Committee says council members deserve raise
Members make $250 a month; measure would increase pay to $600 in 2016
Grandview Heights City Council's planning and administration committee voted Monday, Oct. 7, to recommend that council approve an ordinance to give council members a $600 monthly salary beginning Jan. 1, 2016.
The committee, which met ahead of council's regular meeting, could not come to agreement on a recommendation on legislation to boost the mayor's salary.
Council did not take action on either ordinance.
The original council salary ordinance sponsored by council President Steve Reynolds proposed giving council members a $12,000 annual salary payable in monthly $1,000 installments beginning in 2016.
Reynolds, who decided not to run for re-election this year, said he brought the legislation to council because it had been about a decade since council's pay was increased.
In 2002, council approved increasing its salary to $250 per month beginning Jan. 1, 2004. The council president's salary was raised to $300 per month. Council's salary previously had been $100 per month.
"The question is, what is the proper level of compensation for members of council?" Reynolds asked. "The primary reason (I sponsored the legislation) is that it has not been addressed for so long."
Future councils also should be encouraged to address the salary issue on a more-timely basis so that large increases are not needed, he said.
The committee agreed $1,000 per month was too high a salary given the amount of time council members devote to their office.
"It seemed a little extreme," council member Anthony Panzera said about the $1,000 monthly wage.
The current council should address the issue now, rather than "push it off to future councils," he said.
Director of Finance Bob Dvoraczky presented council with a chart comparing Grandview's compensation for council with other communities.

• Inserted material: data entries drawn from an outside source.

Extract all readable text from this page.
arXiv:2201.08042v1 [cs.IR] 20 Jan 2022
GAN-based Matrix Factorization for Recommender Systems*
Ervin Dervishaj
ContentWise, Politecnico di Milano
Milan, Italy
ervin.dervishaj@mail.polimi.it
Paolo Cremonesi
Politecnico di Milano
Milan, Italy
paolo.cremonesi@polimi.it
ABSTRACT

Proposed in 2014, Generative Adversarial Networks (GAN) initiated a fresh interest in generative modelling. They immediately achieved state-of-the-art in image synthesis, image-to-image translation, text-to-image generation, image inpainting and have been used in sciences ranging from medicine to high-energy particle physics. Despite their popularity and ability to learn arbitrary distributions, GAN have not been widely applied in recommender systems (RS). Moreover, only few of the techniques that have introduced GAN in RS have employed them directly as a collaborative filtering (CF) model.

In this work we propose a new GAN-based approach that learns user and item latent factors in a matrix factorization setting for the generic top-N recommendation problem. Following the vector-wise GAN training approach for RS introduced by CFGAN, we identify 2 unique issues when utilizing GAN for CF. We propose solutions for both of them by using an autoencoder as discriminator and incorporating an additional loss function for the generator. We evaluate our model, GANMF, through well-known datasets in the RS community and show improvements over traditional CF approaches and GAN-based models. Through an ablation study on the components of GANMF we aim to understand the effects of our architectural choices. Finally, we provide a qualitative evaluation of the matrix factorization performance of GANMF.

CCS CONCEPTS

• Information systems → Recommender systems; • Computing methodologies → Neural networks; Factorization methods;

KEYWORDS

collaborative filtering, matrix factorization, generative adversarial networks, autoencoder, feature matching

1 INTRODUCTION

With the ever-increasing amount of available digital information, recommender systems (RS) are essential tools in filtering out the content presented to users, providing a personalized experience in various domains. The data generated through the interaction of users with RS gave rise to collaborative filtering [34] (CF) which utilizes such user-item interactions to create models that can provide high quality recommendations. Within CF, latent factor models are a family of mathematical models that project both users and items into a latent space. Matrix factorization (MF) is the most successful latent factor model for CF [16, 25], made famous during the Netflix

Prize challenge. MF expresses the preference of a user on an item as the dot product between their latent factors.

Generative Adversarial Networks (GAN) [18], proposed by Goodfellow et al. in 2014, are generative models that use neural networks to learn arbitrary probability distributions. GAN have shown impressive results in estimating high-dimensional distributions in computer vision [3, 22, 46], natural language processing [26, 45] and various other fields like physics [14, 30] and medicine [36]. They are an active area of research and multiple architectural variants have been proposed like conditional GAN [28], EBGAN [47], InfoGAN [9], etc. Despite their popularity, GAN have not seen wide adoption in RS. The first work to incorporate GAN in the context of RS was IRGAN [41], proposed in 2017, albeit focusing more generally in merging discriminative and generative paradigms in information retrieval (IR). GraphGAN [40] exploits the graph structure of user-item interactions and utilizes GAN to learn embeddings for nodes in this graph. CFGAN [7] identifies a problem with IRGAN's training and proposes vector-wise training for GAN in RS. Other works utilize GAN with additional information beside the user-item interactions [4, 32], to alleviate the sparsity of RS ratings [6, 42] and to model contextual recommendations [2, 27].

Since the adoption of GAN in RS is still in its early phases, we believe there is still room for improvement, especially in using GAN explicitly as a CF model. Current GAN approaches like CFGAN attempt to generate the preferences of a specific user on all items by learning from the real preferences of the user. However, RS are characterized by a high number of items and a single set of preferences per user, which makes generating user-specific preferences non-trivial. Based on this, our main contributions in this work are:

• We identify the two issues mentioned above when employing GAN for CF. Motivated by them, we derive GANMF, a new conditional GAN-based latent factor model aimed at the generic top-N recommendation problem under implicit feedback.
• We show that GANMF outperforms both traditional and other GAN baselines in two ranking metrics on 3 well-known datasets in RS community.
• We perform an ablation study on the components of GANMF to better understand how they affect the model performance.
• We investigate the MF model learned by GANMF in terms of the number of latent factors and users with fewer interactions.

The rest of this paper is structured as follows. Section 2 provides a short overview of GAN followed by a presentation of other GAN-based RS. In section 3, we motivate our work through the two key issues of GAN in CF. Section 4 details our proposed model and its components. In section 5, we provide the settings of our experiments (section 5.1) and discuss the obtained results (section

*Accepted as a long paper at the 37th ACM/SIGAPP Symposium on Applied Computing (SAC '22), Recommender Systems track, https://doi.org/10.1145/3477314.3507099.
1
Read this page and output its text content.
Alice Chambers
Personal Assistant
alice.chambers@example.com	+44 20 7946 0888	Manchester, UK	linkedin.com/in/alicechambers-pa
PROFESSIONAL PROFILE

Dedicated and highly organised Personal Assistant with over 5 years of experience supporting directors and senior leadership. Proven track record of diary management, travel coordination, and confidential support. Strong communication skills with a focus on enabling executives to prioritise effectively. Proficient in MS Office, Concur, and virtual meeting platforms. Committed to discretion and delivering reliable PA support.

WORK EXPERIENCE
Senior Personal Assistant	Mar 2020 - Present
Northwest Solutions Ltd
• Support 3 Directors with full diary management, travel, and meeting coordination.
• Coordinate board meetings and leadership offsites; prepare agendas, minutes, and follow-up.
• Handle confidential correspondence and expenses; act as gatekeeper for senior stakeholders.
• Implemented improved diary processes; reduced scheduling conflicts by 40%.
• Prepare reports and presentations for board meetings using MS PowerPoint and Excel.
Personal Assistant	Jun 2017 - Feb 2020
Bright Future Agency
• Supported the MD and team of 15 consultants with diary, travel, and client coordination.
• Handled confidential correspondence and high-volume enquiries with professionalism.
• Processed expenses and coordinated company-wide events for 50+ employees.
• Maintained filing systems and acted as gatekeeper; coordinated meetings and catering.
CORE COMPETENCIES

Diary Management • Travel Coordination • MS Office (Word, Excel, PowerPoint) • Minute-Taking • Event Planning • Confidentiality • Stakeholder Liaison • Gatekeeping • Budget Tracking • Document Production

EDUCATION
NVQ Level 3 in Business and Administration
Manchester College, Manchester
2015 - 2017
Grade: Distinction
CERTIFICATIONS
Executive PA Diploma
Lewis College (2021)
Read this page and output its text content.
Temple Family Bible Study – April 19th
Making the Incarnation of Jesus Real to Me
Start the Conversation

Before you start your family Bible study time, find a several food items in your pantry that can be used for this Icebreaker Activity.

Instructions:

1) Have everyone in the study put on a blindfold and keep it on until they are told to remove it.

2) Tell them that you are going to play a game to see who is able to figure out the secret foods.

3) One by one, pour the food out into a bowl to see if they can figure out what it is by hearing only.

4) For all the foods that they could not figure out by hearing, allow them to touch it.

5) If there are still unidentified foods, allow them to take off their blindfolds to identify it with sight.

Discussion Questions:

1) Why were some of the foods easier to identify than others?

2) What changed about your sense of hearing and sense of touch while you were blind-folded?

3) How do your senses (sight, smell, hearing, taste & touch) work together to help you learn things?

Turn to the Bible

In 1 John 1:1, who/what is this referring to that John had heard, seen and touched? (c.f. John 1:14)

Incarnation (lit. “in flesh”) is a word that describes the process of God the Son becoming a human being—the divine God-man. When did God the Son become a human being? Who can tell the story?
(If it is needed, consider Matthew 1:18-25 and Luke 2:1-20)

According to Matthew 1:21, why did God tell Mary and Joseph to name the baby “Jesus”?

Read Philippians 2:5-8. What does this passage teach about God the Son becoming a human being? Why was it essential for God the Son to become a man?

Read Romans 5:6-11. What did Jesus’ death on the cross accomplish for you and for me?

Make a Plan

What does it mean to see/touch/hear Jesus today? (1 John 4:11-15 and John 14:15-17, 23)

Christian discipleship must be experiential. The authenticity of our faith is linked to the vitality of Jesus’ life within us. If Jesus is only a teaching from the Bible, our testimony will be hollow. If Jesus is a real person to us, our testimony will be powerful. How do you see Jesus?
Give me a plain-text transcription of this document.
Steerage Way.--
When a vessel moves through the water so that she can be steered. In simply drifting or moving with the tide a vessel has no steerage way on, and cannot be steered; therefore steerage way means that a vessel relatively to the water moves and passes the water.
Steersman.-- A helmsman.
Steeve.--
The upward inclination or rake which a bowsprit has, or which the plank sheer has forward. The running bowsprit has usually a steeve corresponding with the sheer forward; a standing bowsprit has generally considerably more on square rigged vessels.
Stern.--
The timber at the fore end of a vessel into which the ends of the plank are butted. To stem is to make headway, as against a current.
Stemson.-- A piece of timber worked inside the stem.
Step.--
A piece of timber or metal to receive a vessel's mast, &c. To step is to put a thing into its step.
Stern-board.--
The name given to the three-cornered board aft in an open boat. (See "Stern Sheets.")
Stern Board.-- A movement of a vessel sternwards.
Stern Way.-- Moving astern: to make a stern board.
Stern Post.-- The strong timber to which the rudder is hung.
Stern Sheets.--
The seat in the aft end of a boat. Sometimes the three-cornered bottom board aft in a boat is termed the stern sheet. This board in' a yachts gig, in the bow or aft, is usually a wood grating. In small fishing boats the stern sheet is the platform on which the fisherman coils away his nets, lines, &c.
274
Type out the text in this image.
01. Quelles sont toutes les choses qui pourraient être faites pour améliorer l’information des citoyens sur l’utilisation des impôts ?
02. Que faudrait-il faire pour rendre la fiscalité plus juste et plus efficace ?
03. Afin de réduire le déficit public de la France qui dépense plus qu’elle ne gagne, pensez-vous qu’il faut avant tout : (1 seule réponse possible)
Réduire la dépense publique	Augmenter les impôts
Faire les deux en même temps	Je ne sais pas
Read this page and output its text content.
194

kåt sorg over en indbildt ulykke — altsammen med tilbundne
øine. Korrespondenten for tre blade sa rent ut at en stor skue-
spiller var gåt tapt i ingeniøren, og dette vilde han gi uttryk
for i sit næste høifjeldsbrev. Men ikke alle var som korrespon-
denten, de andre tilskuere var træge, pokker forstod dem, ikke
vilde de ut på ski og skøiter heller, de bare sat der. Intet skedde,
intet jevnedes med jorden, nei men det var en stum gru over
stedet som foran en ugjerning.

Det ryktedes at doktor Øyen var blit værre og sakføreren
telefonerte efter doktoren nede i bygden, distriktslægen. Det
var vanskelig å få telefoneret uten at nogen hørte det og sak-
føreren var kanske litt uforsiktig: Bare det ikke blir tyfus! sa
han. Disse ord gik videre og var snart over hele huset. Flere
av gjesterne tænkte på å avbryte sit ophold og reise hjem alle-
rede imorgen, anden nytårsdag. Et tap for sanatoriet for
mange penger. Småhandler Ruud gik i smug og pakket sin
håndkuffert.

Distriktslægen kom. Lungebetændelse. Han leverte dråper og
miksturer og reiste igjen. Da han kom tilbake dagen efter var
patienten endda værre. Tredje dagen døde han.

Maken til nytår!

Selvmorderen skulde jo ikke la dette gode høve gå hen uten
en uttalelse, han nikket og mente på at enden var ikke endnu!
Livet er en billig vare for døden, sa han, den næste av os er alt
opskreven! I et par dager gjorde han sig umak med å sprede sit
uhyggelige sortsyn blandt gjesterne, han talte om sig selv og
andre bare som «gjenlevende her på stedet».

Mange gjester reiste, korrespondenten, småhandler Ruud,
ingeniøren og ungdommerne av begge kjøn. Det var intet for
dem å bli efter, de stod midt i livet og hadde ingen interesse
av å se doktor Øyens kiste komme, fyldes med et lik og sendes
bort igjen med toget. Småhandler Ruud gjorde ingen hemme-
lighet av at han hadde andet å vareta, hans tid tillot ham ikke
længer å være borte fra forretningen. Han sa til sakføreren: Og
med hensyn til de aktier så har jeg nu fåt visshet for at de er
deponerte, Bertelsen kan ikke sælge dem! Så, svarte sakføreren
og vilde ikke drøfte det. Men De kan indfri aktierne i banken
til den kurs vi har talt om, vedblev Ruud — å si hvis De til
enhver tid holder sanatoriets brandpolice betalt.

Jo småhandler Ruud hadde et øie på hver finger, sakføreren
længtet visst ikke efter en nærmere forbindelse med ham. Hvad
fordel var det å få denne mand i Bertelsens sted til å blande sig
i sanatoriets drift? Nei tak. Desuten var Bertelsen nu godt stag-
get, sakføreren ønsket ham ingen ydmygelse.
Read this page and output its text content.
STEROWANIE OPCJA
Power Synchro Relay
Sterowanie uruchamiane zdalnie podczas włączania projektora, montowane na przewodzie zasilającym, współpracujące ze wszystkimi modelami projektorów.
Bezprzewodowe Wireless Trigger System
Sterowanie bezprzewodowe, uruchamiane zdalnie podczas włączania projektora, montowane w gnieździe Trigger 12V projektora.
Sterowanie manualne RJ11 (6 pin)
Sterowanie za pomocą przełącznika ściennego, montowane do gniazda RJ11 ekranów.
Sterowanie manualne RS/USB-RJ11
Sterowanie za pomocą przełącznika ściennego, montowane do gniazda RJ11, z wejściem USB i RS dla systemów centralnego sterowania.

Grandview's current $3,000 annual salary for council ranked near the bottom among 36 communities. Only five cities -- most with either a city manager or administrator -- had lower council salaries. Grandview has a strong-mayor form of government.
Increasing council's salary to $600 a month would cost the city an additional $33,250 a year, Dvoraczky said.
The mayor's salary already is set to increase to $36,000 on Jan. 1, 2015.
The ordinance now before council would increase the salary to $37,100 effective Jan. 1, 2016, and increase it another 3 percent per year, rounded to the nearest hundred-dollar figure, each of the next three years to $40,500 effective Jan. 1, 2019.
The legislation also states the mayor would be considered a permanent part-time, 75 percent full-time-equivalent position solely for purposes relative to health insurance.
This provision would give the mayor the option of participating in the city's group medical insurance plan by paying the employee contribution set for noncollective bargained employees.
While he has no problem with the mayor being included in the group medical insurance plan, Panzera said, he would rather see the mayor pay a larger contribution, given the office is a part-time position.
The planning and administration committee is expected to meet again prior to council's next meeting to continue its discussion.